The university has specific strategies to help students adjust. During the first week of school this month, the Centre for International Experience led campus tours for international students, to show them where to sign up for health insurance, where to get study help, and where to find a place of worship or a cheap restaurant. The center’s lobby was lined with students who came to sort out glitches that inevitably arise with visas, health insurance, or class registrations.
The day before fall classes started, students paraded through the city streets decked in school colors, then swarmed the campus’s central green for an activities fair with an ice cream truck, bouncy room, and dunk tank.
Students from afar were crowded in with those from Canada, all the subject of enthusiastic recruitment for the Mahjong Society, the Immunology Students’ Association, the Korean Outreach Volunteering Association, and other clubs.
The scene resembled something from a state school in Florida or Michigan, but at the same time blissfully removed from the tense atmosphere felt on some US campuses.
While the Canadian government has seized on recruitment of foreign students — and encouraged them to work in Canada after graduation — as a way to strengthen its economy, US universities have felt compelled to issue public statements assuring such students that they still have a place on their campuses.
“We respect people from all nations, cultures, background, and experience and welcome them to join our community,” the president of Bunker Hill Community College wrote in a letter signed by the leaders of all the state’s community colleges last month.
Higher education experts in the United States have noticed students avoiding the country, and they are worried.
“This has been one of our concerns,” said Esther Brimmer, CEO of NAFSA: Association of International Educators, an organization of educators and recruiters who work to bring international students to the United States.
Brimmer sees a direct connection between Trump’s rise and the loss of foreign students. When students go elsewhere, she said, the country loses not just financially but also culturally and intellectually.
“We cannot be complacent,” she said. “We have to push back against measures from the executive branch that would make the US less welcoming.”
Ishmam Chowdhury, a second-year Toronto student from Bangladesh, said that for years he imagined he would attend college in the United States, because it is known to overseas families as the best. A degree from a US college, he said, is an automatic resume boost.
In the end, though, he chose Toronto. His brother lives there, and the country offers him a chance to stay after graduation and work.
“I was also considering universities in the US, but they don’t have that much career opportunities after you graduate,” he said.
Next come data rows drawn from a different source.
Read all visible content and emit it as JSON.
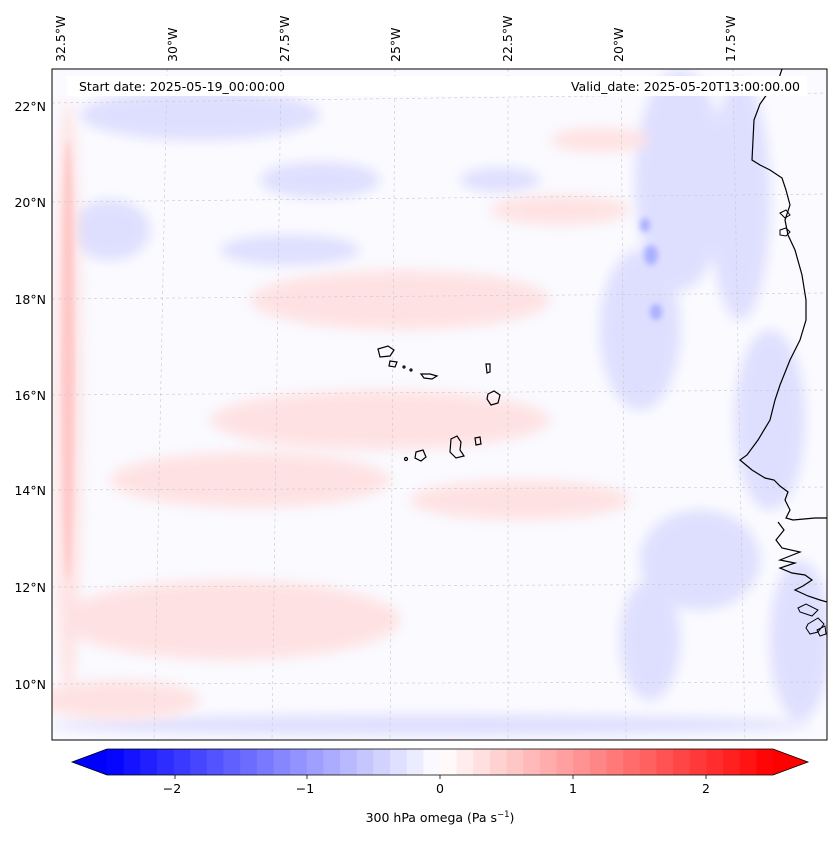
{
  "header": {
    "start_label": "Start date: 2025-05-19_00:00:00",
    "valid_label": "Valid_date: 2025-05-20T13:00:00.00"
  },
  "map": {
    "lon_labels": [
      "32.5°W",
      "30°W",
      "27.5°W",
      "25°W",
      "22.5°W",
      "20°W",
      "17.5°W"
    ],
    "lat_labels": [
      "22°N",
      "20°N",
      "18°N",
      "16°N",
      "14°N",
      "12°N",
      "10°N"
    ],
    "field": "300 hPa omega",
    "colormap": "bwr",
    "gridlines": true
  },
  "colorbar": {
    "ticks": [
      "−2",
      "−1",
      "0",
      "1",
      "2"
    ],
    "label_text": "300 hPa omega (Pa s",
    "label_sup": "−1",
    "label_close": ")",
    "range": [
      -2.7,
      2.7
    ],
    "colors": {
      "negative": "#0000ff",
      "zero": "#ffffff",
      "positive": "#ff0000"
    }
  }
}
Chowdhury, who went to a private school nestled in a valley among the Himalaya Mountains, now lives with his brother in an apartment in Yorkville, an upscale Toronto neighborhood dotted with Gucci and Tiffany boutiques.
For their parents, the brothers’ education offers hope that they will escape their own political troubles, in Bangladesh.
“This is actually like an investment for our parents so that we get to have a life that they didn’t,” he said.
Many of Chowdhury’s high school friends went to school in the United States. The friends in New York describe constant protests outside Trump Tower. Friends in Chicago say they don’t feel safe walking in some parts of the city. People on the University of California campuses say US students seem to react to Trump’s every move.
Those friends anticipate they will have to leave the United States after graduation, and they aren’t sure where they will go. But Chowdhury and his friends in Toronto look forward to staying to work, and many hope to one day have a Canadian passport.
In the meantime, it’s just a relaxed place to go to college, where people on the street and in his classes look like him, or don’t, but it doesn’t matter.